O Tribunal de Justiça de São Paulo acatou o recurso da empresa de patinetes elétricos Grow, fusão da Yellow da Grinn, e suspendeu a obrigatoriedade do uso de capacetes. A empresa recorreu, nesta quarta-feira (29), contra o decreto instituído pela Prefeitura, que prevê multas e recolhimento dos veículos.

No entanto, a proibição de utilização das calçadas segue valendo. No processo, o juiz atenta para a preocupação da Prefeitura quanto à integridade física e a proteção de usuários e pedestres e afirma que a “matéria carece, por óbvio, de adequada regulamentação”. Porém, de acordo com ele, o decreto instituído “é polêmico e discutível” e poderá, eventualmente, “ser melhor analisado à luz do disposto no Código de Processo Civil”.

A decisão não trata, entretanto, sobre o cadastramento na Prefeitura de São Paulo, que foi o que motivou a apreensão dos patinetes.

A Grow ressaltou que opera dentro da regulamentação federal estabelecida pelas resoluções do Conselho Nacional de Trânsito (Contran) e que acredita que a “imposição de obrigatoriedade do uso do capacete, de multa e a ação arbitrária da Prefeitura está desencorajando o uso” do veículo.

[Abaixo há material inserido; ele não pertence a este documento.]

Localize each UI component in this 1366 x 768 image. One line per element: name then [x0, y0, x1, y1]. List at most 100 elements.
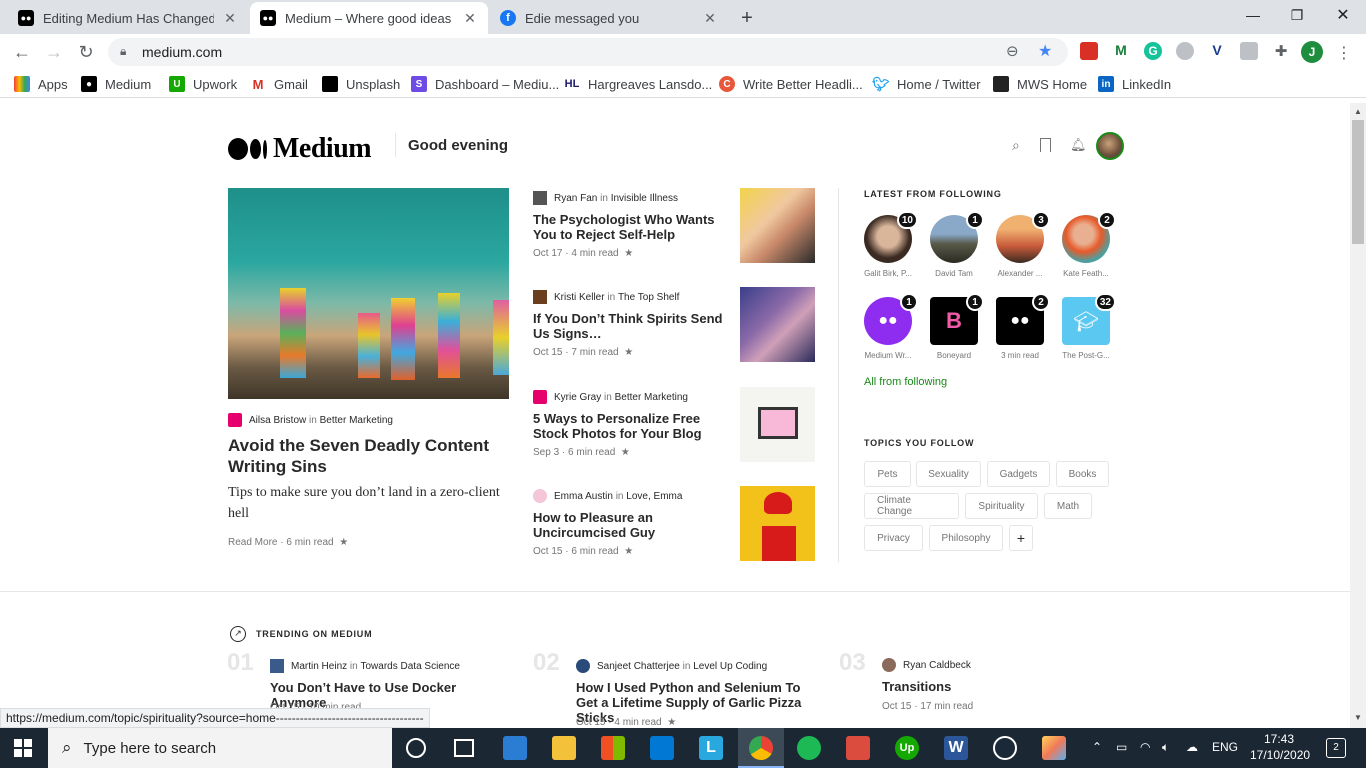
docs-icon[interactable]	[503, 736, 527, 760]
search-icon[interactable]: ⌕	[1012, 137, 1020, 154]
topic-pets[interactable]: Pets	[864, 461, 911, 487]
following-item[interactable]: ●● 1 Medium Wr...	[864, 293, 918, 360]
topic-spirituality[interactable]: Spirituality	[965, 493, 1038, 519]
l-app-icon[interactable]: L	[699, 736, 723, 760]
tray-chevron-icon[interactable]: ⌃	[1092, 740, 1102, 754]
topic-privacy[interactable]: Privacy	[864, 525, 923, 551]
author-name[interactable]: Kyrie Gray	[554, 392, 601, 403]
hero-image[interactable]	[228, 188, 509, 399]
volume-icon[interactable]: 🔈︎	[1162, 740, 1169, 755]
back-button[interactable]: ←	[10, 40, 34, 64]
author-name[interactable]: Martin Heinz	[291, 661, 347, 672]
page-scrollbar[interactable]: ▲ ▼	[1350, 103, 1366, 728]
author-name[interactable]: Ryan Fan	[554, 193, 597, 204]
publication-avatar[interactable]	[533, 390, 547, 404]
new-tab-button[interactable]: +	[734, 5, 760, 31]
upwork-taskbar-icon[interactable]: Up	[895, 736, 919, 760]
mendeley-icon[interactable]: M	[1112, 42, 1130, 60]
following-item[interactable]: 10 Galit Birk, P...	[864, 211, 918, 278]
battery-icon[interactable]: ▭	[1116, 740, 1127, 754]
read-more-link[interactable]: Read More	[228, 537, 277, 548]
author-avatar[interactable]	[533, 191, 547, 205]
address-bar[interactable]: 🔒︎ medium.com ⊖ ★	[108, 38, 1068, 66]
bookmark-unsplash[interactable]: Unsplash	[322, 76, 400, 92]
publication-avatar[interactable]	[576, 659, 590, 673]
publication-name[interactable]: Level Up Coding	[693, 661, 767, 672]
extension-red-icon[interactable]	[1080, 42, 1098, 60]
all-from-following-link[interactable]: All from following	[864, 376, 947, 388]
wifi-icon[interactable]: ◠	[1140, 740, 1150, 754]
tab-editing-medium[interactable]: ●● Editing Medium Has Changed — ✕	[8, 2, 248, 34]
vpn-extension-icon[interactable]: V	[1208, 42, 1226, 60]
steam-icon[interactable]	[993, 736, 1017, 760]
bookmark-medium[interactable]: ● Medium	[81, 76, 151, 92]
action-center-icon[interactable]: 2	[1326, 738, 1346, 758]
topic-books[interactable]: Books	[1056, 461, 1109, 487]
taskbar-search-box[interactable]: ⌕ Type here to search	[48, 728, 392, 768]
extensions-puzzle-icon[interactable]: ✚	[1272, 42, 1290, 60]
publication-name[interactable]: Better Marketing	[615, 392, 688, 403]
bookmark-dashboard-medium[interactable]: S Dashboard – Mediu...	[411, 76, 559, 92]
following-item[interactable]: B 1 Boneyard	[930, 293, 984, 360]
publication-avatar[interactable]	[533, 290, 547, 304]
bookmark-mws-home[interactable]: MWS Home	[993, 76, 1087, 92]
power-extension-icon[interactable]	[1176, 42, 1194, 60]
clock[interactable]: 17:43 17/10/2020	[1250, 731, 1310, 763]
file-explorer-icon[interactable]	[552, 736, 576, 760]
todoist-icon[interactable]	[846, 736, 870, 760]
task-view-icon[interactable]	[454, 739, 474, 757]
topic-math[interactable]: Math	[1044, 493, 1092, 519]
author-name[interactable]: Sanjeet Chatterjee	[597, 661, 680, 672]
author-name[interactable]: Emma Austin	[554, 491, 613, 502]
bookmark-gmail[interactable]: M Gmail	[250, 76, 308, 92]
scrollbar-thumb[interactable]	[1352, 120, 1364, 244]
minimize-button[interactable]: —	[1230, 0, 1276, 30]
author-name[interactable]: Kristi Keller	[554, 292, 605, 303]
notifications-bell-icon[interactable]: 🔔︎	[1070, 137, 1087, 153]
publication-name[interactable]: The Top Shelf	[618, 292, 680, 303]
tab-facebook[interactable]: f Edie messaged you ✕	[490, 2, 728, 34]
user-avatar[interactable]	[1096, 132, 1124, 160]
hero-subtitle[interactable]: Tips to make sure you don’t land in a ze…	[228, 482, 513, 524]
grammarly-icon[interactable]: G	[1144, 42, 1162, 60]
publication-name[interactable]: Love, Emma	[626, 491, 682, 502]
bookmark-twitter[interactable]: 🐦︎ Home / Twitter	[872, 76, 981, 92]
author-name[interactable]: Ailsa Bristow	[249, 415, 306, 426]
following-item[interactable]: 1 David Tam	[930, 211, 984, 278]
publication-avatar[interactable]	[228, 413, 242, 427]
windows-start-icon[interactable]	[14, 739, 32, 757]
publication-avatar[interactable]	[533, 489, 547, 503]
following-item[interactable]: 🎓︎ 32 The Post-G...	[1062, 293, 1116, 360]
word-icon[interactable]: W	[944, 736, 968, 760]
article-title[interactable]: The Psychologist Who Wants You to Reject…	[533, 212, 723, 242]
bookmark-write-better-headlines[interactable]: C Write Better Headli...	[719, 76, 863, 92]
chrome-taskbar-button[interactable]	[738, 728, 784, 768]
zoom-icon[interactable]: ⊖	[1006, 42, 1019, 60]
bookmark-apps[interactable]: Apps	[14, 76, 68, 92]
medium-logo[interactable]: Medium	[228, 133, 372, 165]
following-item[interactable]: 3 Alexander ...	[996, 211, 1050, 278]
publication-name[interactable]: Towards Data Science	[361, 661, 461, 672]
article-thumbnail[interactable]	[740, 387, 815, 462]
forward-button[interactable]: →	[42, 40, 66, 64]
bookmark-hargreaves[interactable]: HL Hargreaves Lansdo...	[564, 76, 712, 92]
article-thumbnail[interactable]	[740, 188, 815, 263]
author-name[interactable]: Ryan Caldbeck	[903, 660, 971, 671]
trending-title[interactable]: Transitions	[882, 679, 1082, 694]
profile-avatar[interactable]: J	[1301, 41, 1323, 63]
close-tab-icon[interactable]: ✕	[222, 10, 238, 27]
close-window-button[interactable]: ✕	[1320, 0, 1366, 30]
spotify-icon[interactable]	[797, 736, 821, 760]
store-icon[interactable]	[601, 736, 625, 760]
maximize-button[interactable]: ❐	[1274, 0, 1320, 30]
pin-extension-icon[interactable]	[1240, 42, 1258, 60]
bookmark-linkedin[interactable]: in LinkedIn	[1098, 76, 1171, 92]
article-thumbnail[interactable]	[740, 486, 815, 561]
following-item[interactable]: 2 Kate Feath...	[1062, 211, 1116, 278]
close-tab-icon[interactable]: ✕	[702, 10, 718, 27]
topic-climate-change[interactable]: Climate Change	[864, 493, 959, 519]
scroll-up-icon[interactable]: ▲	[1354, 107, 1362, 116]
reload-button[interactable]: ↻	[74, 40, 98, 64]
topic-gadgets[interactable]: Gadgets	[987, 461, 1050, 487]
publication-name[interactable]: Better Marketing	[320, 415, 393, 426]
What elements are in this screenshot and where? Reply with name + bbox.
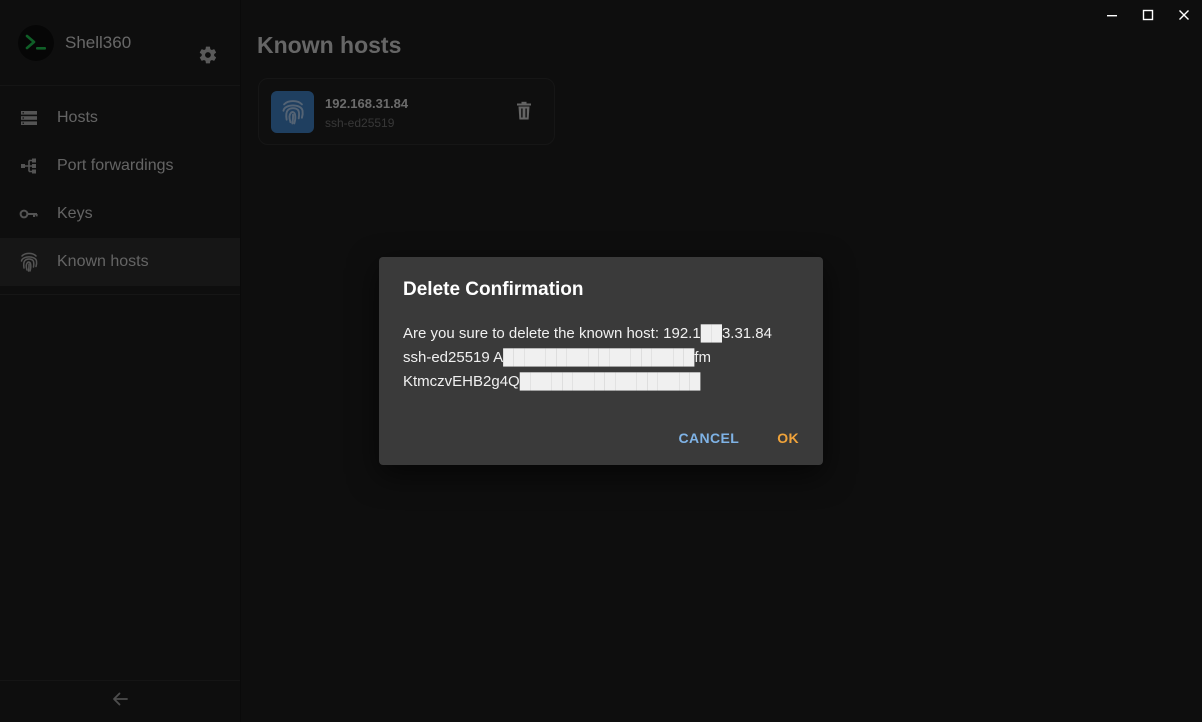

Segundo a empresa, o chamamento público feito pela Prefeitura foi respondido, por meio de manifestação de interesse para operar na cidade e toda a documentação para isso foi fornecida. A Grow, ainda, que a atividade de locação de veículos é regulada pelo Código Civil Brasileiro, portanto não cabe qualquer outro tipo de cadastramento na cidade. 

Por estes motivos, não há possibilidade legal de nos cadastrarmos sob as condições do decreto provisório da Prefeitura”, completou.

Projeto de lei

Nesta quarta-feira (29), a Comissão de Constituição, Justiça e Legislação Participativa da Câmara Municipal aprovou o texto substitutivo do PL 1/2019, de autoria do vereador Police Neto, que trata das normas para organizar os serviços de compartilhamento de micromodais em São Paulo.

Entre as principais discordâncias em relação à regulamentação provisória da Prefeitura estão a cobrança de penalidades e proibição de circulação nas calçadas. O projeto prevê que as empresas promovam a educação no trânsito, segurança e urbanidade, e incentivem uso de equipamentos de segurança, mas não em caráter obrigatório. Já em relação as calçadas, propõe-se a liberação da circulação com limite de velocidade de 6km/h; e em ruas, a 20 km/h, desde que não haja estrutura cicloviária próxima.

O projeto segue tramitando nas comissões temáticas para então chegar ao plenário. Para ser aprovado definitivamente, o texto precisa passar por dois turnos de votação em plenário, com aprovação da maioria absoluta dos 55 vereadores da Câmara Municipal.